The majority addressed HemCon’s position that “arguments made during prosecution can affect the ultimate meaning of a claim term—and thus the ‘scope of a claim,’” but found no basis in § 307(b) for intervening rights stemming from arguments alone.
The majority also addressed HemCon’s arguments that “shrewd patentees” could rely on arguments rather than amendments during reexamination to avoid giving rise to intervening rights. The court expressed doubt that a USPTO examiner would accept “argument alone” if amendments really were required for patentability, and noted that “if an argument does suffice to overcome a rejection, it is probably because the claims at issue are not unallowable.” The majority also noted that “gamesmanship concerns [could] run both ways.” For example, “[u]nder HemCon’s rule,” a reexamination requestor could acquire intervening rights by raising specious issues that “necessarily” would trigger “substantive arguments in defending the claims.” All in all, the majority concluded that “the fear of gamesmanship” did not justify a decision “contrary to the plain meaning of the statute.”
In sum, the plain directive of the governing statute before us does not permit HemCon to invoke intervening rights against claims that the PTO confirmed on reexamination to be patentable as originally issued.
The Dissenting Opinion
Judge Dyk wrote a dissenting opinion which was fully joined by Judges Gajarsa, Reyna and Wallach, and which was joined by Judge Linn for Parts I-II.
After expressing his dissenting views on the claim construction issue, Judge Dyk took the majority to task for opining on an issue that was not really before the court. With the affirmance of the district court’s claim construction of the original claims, “the original and reexamined claims are identical in scope, and there is thus no issue of intervening rights.”
Not withstanding his view that the court should not have addressed the issue at all, Judge Dyk explained in Part III of his opinion why “the majority is incorrect as a matter statutory interpretation.” Briefly, Judge Dyk focuses on the “substantially identical” language of 35 USC § 252 and notes that the claims of the ’245 patent were not “substantially identical” after reexamination because of the arguments and claim amendments (e.g., the cancelation of dependent claims) that were made during the reexamination proceeding. Judge Dyk cited other instances (from other statutes in other areas of law) where “amendments” were found to arise “without a language change.”
Judge Dyk also criticized the majority view as contrary to the intent of Congress, and took a different view on the “gamesmanship” issue.
Allowing patent owners to avoid creating intervening rights by amending claims by argument is an abuse of the reexamination process and undermines the purpose of intervening rights.
Drawing The Right Line?
While I understand Judge Dyk’s concerns that this bright line rule gives patent holders a strong incentive to overcome rejections based on argument rather than amendments, I agree with the majority that USPTO examiners are not likely to accept arguments when claim amendments are required. I also believe that a different rule would result in a tremendous amount of resources being spent on the issue of whether statements made during a reexamination proceeding did or did not give rise to prosecution history estoppel that effectively altered the scope of the claims, so as to potentially support an intervening rights defense.

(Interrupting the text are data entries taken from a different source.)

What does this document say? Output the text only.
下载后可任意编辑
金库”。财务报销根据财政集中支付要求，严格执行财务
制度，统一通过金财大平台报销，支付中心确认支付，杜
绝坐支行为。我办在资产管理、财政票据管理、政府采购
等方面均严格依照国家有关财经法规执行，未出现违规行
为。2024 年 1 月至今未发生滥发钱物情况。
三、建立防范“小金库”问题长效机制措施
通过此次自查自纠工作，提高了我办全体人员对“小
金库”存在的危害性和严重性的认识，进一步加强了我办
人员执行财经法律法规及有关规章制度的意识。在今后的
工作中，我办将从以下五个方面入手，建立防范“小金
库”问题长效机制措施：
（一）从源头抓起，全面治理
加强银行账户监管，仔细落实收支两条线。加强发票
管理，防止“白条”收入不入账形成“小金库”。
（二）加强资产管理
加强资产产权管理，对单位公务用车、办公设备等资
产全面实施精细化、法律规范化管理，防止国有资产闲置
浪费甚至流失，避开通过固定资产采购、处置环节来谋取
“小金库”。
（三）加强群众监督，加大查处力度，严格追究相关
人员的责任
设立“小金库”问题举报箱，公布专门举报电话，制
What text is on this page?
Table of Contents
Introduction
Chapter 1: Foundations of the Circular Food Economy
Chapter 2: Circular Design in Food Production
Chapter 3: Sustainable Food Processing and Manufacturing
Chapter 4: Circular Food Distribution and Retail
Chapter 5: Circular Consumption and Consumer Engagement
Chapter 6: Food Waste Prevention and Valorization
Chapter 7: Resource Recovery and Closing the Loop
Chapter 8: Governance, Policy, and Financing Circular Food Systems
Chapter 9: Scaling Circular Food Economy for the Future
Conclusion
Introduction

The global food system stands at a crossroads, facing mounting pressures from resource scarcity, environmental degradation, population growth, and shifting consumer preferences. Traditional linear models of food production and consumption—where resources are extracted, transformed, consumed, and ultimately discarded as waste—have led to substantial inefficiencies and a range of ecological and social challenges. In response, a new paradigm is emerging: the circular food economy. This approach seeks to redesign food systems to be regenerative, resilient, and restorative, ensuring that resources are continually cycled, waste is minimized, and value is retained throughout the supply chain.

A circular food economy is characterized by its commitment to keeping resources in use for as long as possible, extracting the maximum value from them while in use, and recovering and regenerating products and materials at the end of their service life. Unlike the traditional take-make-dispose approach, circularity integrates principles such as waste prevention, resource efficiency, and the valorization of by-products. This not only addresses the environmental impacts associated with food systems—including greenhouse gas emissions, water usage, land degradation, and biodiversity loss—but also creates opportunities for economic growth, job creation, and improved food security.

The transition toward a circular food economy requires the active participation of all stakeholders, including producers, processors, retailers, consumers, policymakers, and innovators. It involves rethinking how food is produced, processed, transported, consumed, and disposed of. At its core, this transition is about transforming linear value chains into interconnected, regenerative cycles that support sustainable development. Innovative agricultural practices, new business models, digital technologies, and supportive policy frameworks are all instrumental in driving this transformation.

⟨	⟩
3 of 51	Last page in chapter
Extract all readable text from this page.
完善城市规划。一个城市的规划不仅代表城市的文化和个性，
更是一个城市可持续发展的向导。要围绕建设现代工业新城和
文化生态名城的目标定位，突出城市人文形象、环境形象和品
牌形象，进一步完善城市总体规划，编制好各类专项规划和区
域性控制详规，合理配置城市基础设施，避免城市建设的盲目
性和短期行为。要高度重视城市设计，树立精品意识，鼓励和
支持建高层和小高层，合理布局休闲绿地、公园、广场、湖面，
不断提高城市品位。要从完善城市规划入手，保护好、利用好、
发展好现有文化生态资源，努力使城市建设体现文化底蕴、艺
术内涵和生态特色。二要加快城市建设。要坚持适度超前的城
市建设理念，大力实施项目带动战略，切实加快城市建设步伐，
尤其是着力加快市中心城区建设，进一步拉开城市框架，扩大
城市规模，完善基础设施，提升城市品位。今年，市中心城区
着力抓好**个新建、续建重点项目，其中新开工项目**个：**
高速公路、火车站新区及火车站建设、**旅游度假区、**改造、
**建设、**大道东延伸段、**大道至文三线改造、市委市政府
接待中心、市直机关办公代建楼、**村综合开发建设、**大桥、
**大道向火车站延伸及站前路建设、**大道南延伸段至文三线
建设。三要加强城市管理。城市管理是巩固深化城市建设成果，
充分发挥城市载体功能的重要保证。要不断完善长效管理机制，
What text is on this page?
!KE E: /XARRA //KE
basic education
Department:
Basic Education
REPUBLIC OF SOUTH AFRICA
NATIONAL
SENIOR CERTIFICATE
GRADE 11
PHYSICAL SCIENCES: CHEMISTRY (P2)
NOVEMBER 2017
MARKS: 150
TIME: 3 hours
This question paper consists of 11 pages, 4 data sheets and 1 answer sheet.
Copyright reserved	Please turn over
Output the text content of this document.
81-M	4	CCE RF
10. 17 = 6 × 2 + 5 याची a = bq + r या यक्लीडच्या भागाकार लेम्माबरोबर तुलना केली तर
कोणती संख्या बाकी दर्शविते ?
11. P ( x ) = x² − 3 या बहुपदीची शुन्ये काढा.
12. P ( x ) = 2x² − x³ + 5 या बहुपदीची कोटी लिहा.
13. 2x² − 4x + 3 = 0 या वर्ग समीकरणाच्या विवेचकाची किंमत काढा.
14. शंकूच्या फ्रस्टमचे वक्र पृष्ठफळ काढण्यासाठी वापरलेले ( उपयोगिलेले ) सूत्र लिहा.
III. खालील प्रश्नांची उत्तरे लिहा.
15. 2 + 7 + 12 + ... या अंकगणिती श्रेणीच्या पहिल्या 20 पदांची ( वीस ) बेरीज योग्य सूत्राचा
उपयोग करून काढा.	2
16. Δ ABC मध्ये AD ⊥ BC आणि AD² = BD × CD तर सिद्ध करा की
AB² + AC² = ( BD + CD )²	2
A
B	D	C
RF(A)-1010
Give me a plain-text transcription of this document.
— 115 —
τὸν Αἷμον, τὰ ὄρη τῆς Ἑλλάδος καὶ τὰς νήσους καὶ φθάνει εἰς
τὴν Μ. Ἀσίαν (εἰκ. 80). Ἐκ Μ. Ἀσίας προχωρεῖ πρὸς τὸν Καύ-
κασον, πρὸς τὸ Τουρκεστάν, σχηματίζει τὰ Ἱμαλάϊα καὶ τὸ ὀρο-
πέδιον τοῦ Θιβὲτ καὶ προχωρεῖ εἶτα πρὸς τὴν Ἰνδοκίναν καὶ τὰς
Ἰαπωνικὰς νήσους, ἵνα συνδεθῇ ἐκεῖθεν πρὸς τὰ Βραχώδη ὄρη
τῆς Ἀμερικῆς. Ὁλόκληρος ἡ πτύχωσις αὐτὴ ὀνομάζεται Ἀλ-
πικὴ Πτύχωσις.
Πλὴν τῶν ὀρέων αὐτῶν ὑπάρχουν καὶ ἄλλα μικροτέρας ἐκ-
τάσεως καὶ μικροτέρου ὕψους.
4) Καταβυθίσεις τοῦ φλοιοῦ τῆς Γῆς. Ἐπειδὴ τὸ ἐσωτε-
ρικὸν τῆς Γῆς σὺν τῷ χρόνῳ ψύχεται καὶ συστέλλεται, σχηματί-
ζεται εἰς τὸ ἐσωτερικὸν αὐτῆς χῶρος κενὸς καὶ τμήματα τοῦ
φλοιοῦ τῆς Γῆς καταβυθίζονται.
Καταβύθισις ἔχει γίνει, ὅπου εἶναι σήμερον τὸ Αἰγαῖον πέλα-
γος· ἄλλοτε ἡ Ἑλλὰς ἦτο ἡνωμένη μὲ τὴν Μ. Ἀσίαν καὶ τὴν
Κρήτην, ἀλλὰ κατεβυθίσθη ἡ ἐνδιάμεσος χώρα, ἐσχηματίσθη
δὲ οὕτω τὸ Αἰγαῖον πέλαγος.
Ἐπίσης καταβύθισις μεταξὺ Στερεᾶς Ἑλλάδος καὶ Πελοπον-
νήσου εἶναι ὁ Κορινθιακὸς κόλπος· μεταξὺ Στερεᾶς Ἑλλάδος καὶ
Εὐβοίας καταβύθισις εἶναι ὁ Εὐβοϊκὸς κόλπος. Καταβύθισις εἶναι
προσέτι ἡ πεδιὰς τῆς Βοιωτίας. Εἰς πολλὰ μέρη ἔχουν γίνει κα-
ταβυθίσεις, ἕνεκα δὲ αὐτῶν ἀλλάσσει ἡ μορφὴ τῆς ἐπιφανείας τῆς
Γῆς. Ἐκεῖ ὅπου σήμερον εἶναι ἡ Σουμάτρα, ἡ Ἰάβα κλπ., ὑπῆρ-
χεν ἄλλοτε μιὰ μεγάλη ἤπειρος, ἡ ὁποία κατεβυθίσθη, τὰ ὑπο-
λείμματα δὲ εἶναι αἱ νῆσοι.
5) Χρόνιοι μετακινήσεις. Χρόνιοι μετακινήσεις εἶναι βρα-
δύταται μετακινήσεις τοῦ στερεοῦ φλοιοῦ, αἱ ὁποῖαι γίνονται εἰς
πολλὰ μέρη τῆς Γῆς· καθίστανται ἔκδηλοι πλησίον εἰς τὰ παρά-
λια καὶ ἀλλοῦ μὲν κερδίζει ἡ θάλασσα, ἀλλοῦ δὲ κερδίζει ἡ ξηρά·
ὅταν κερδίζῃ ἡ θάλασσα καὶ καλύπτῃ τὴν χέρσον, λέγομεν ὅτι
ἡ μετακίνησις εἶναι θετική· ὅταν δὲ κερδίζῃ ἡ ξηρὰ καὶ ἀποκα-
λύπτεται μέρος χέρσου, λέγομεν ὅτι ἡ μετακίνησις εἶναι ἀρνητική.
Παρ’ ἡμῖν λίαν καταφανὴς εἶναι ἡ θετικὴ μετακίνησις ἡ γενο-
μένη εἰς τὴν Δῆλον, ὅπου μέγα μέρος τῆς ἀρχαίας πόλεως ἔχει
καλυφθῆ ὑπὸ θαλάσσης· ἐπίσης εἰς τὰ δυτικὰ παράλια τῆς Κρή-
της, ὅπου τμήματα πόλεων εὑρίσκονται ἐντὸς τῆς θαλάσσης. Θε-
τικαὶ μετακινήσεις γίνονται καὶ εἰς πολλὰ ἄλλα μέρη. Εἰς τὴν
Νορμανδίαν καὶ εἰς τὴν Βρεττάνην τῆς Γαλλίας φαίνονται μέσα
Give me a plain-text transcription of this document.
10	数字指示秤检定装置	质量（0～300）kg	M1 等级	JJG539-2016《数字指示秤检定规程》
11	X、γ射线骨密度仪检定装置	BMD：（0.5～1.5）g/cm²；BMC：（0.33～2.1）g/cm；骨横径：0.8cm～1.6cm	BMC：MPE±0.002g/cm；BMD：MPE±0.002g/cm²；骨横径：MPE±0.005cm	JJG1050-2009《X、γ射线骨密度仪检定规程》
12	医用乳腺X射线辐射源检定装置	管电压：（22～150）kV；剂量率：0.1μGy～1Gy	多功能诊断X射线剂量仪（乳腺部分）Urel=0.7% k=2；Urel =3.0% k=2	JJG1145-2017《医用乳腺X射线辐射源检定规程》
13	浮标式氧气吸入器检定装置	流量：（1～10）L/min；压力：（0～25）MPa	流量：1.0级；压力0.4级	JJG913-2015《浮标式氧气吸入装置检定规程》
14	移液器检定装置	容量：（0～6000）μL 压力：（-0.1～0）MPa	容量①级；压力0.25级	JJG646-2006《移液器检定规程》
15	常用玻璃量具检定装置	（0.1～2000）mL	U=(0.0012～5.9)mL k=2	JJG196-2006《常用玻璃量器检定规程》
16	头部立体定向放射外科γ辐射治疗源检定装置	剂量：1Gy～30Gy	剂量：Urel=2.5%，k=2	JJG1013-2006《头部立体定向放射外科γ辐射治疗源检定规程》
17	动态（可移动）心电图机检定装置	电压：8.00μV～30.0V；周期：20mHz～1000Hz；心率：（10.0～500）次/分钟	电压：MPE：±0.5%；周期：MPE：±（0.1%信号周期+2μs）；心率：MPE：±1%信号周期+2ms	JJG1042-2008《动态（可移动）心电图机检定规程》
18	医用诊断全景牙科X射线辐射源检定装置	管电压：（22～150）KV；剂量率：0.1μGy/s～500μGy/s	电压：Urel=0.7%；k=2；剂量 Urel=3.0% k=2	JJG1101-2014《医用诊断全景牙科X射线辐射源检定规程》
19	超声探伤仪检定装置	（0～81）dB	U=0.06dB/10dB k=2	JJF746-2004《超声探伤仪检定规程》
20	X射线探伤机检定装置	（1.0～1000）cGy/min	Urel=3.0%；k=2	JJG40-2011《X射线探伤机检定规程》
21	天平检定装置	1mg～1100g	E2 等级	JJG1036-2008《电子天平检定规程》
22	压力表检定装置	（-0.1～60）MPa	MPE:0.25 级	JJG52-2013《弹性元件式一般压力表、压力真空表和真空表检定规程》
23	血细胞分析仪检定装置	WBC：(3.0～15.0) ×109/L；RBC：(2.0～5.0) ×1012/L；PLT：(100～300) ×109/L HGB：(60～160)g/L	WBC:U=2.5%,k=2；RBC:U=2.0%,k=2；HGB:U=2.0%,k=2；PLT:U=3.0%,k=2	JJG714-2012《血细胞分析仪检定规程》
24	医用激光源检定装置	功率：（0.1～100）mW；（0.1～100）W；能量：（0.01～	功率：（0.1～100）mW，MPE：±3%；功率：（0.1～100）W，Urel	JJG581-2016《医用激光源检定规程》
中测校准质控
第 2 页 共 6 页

I also note the tension evident here between parallel district court and reexamination proceedings, where the court has construed the claims in accordance with judicial claim construction doctrine while the USPTO examiner is applying a “broadest reasonable interpretation,” which is likely to be broader. It will be interesting to see how these different claim construction paradigms play out under the estoppel provisions of the new Inter Partes Review and Post Grant Review proceedings.